On ne saurait mieux dire : la CSMF estime qu'il faudrait, pour la seule CCAM technique, un effort financier de « 180 millions d'euros » dès la première année pour revaloriser la plupart des spécialistes mais, surtout, ne léser personne (au pire accepter dans certains cas un « gel » des tarifs).
Cette enveloppe avait d'ailleurs été validée dans le relevé de conclusions signé en janvier 2003 par l'assurance-maladie et les spécialistes, avant que les négociations conventionnelles échouent. Qu'on ne s'y trompe pas : le passage à la nouvelle CCAM affectera inévitablement les revenus des praticiens. Des simulations syndicales sommaires avaient abouti à une revalorisation de plusieurs disciplines (chirurgie, anesthésie-réanimation, gynécologie, ORL, pneumologie...), tandis que les tarifs de quelques autres risquaient de baisser (cardiologie, gastro-entérolgie et surtout radiologie). Une hypothèse intolérable pour les praticiens concernés.
Comité Théodule ?
Pour les spécialités cliniques, et pour les médecins généralistes, l'horizon est un peu plus lointain puisque l'éventuelle refonte des consultations n'interviendra pas avant 2005. Un sous-groupe sera mis en place au sein du comité de pilotage. Les syndicats, en tout cas, n'ont pas la même approche du dossier. Si la CSMF a dans ses cartons un projet avancé de hiérarchisation des consultations selon plusieurs niveaux de complexité (1), MG-France souhaite que la future CCAM clinique décrive avant tout les « fonctions transversales » ou « complexes » qui « ne sont pas prises en compte aujourd'hui » en médecine générale et qui pourraient faire l'objet de « forfaits ». Et de citer la coordination des soins, le management d'équipes (réseau) ou la dimension psycho-sociale de certains actes.
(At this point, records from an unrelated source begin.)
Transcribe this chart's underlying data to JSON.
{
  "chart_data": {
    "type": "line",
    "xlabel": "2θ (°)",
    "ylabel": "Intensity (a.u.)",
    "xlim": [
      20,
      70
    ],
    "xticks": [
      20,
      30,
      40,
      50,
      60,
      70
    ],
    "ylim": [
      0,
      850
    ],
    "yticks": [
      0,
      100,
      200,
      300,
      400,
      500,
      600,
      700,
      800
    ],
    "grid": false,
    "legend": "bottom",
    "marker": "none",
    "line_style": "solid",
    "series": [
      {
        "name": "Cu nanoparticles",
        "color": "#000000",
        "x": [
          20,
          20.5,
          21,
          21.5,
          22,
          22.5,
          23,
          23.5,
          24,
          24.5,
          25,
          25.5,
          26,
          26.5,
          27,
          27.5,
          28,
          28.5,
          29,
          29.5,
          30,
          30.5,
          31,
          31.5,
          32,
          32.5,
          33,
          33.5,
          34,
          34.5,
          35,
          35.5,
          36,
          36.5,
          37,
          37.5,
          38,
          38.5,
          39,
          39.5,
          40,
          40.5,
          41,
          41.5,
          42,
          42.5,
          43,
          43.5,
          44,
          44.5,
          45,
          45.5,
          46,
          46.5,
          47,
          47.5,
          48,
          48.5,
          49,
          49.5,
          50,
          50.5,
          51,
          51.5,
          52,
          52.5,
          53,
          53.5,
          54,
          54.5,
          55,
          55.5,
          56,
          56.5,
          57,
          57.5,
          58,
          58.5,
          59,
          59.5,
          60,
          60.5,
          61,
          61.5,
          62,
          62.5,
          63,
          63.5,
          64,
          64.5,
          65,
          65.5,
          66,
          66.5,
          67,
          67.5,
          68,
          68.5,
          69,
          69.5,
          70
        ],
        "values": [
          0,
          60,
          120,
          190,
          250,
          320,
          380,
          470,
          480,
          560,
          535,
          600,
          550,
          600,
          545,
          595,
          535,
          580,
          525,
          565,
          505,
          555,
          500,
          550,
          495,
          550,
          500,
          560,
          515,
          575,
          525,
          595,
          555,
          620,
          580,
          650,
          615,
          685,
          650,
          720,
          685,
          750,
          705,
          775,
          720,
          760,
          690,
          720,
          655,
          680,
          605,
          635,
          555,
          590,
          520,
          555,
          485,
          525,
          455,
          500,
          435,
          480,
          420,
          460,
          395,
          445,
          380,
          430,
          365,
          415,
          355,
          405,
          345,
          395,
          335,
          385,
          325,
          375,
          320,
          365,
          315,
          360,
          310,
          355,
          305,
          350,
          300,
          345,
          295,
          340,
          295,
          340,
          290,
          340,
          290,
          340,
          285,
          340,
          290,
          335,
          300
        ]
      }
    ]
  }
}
A l'heure de l'installation du comité de pilotage, le Dr Pierre Costes, président du syndicat de généralistes, reste prudent, conscient que plusieurs visions vont s'affronter. « De deux choses l'une : soit les échanges sont fructueux et les travaux pourront être déclinés dans une tarification conventionnelle, soit la concertation échoue et le "copil" aura été un comité Théodule. »
(1) La CSMF avait envisagé trois niveaux qui s'échelonnaient selon la grille suivante : 23 euros pour les consultations de niveau 1 (acte de base), 30 euros pour le niveau 2 (acte de synthèse et d'écoute) et 50 euros pour le troisième (acte complexe).